With each partner, critical components of the clinical management, preclinical, lead-generation, lead optimization orchestration, and front-end discovery, we have those main elements in place. Now we can focus on integration and building on top of these core components our end-to-end solution – the FIPnet.
And what is FIPnet?
It’s an industry term -- Fully Integrated Pharmaceutical Network. What better name for the project?
The head of the Neuroscience iMed is Mike Poole. It’s his pipeline, his decision as to which molecules to take on board. At the same time, he’s done a great job focused on the discovery front end and securing deals to strengthen the pipeline. And all this with no wet labs! Go visit their offices in Cambridge -- the only thing wet is the coffee! It has been a great partnership with the team bringing FIPnet online to help manage the pipeline through a network of partners.
We’ve made some pretty hard decisions to close our site in Montreal, a pain research site. Our R&D capabilities in Södertälje, Sweden are also being exited. But all the compounds from these sites are being caught by the Neuroscience iMed team – and providing something of a “live-fire” roll-out environment for FIPnet as we deploy the initial system iterations.
We’ve been pretty impressed with the progress so far – this was only announced in February 2012. At this point we have no plan to apply this virtual model more broadly in R&D, but we can apply things we learn to other groups, such as leveraging new ways of working and components of FIPnet.
Your first love is supercomputing. Are you still involved in that aspect?

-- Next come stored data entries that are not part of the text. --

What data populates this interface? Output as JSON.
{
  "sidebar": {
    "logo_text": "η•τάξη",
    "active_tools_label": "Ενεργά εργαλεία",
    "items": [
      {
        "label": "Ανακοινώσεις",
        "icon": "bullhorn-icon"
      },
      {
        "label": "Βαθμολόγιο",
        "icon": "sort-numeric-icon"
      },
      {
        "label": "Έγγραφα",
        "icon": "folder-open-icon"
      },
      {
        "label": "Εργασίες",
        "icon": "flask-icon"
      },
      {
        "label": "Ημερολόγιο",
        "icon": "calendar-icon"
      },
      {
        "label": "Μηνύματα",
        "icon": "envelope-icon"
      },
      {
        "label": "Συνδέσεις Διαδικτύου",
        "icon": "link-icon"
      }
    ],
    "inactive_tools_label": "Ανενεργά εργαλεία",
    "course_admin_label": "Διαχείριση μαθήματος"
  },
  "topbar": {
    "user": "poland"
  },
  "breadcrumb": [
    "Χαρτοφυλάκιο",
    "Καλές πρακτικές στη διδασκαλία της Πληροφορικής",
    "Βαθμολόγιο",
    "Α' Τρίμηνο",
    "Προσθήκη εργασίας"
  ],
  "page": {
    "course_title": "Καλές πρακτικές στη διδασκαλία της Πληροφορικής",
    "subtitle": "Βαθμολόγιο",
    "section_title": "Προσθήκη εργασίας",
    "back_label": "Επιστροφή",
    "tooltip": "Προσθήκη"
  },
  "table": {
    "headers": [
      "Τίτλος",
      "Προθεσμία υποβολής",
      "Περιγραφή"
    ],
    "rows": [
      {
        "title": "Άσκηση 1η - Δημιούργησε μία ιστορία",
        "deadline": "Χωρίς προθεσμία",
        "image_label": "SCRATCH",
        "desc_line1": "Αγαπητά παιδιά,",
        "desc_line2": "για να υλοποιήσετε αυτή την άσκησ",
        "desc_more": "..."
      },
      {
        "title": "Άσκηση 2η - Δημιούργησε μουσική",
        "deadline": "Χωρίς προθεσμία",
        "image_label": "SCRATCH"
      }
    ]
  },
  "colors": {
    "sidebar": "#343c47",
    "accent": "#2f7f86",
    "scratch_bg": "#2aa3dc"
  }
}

We have quite a bit of HPC capability and a very good understanding of the data centric challenges ahead. We have clusters at multiple sites, cloud expertise, and a good understanding of the scale we need to navigate and the need for semantics to pull this all together. We’re going to need all these pieces to crack the nut -- predictive science, evidence payer, patient stratification, this all needs to come together.
A funny story: I have this artifact in my office – a board from a Connection Machine-5 from Los Alamos, which was a going away present when the machine was decommissioned. What made me feel right at home here was when a colleague was walking by my office and said, “Hey, that’s a CM-5 board!” That was a very promising biomarker!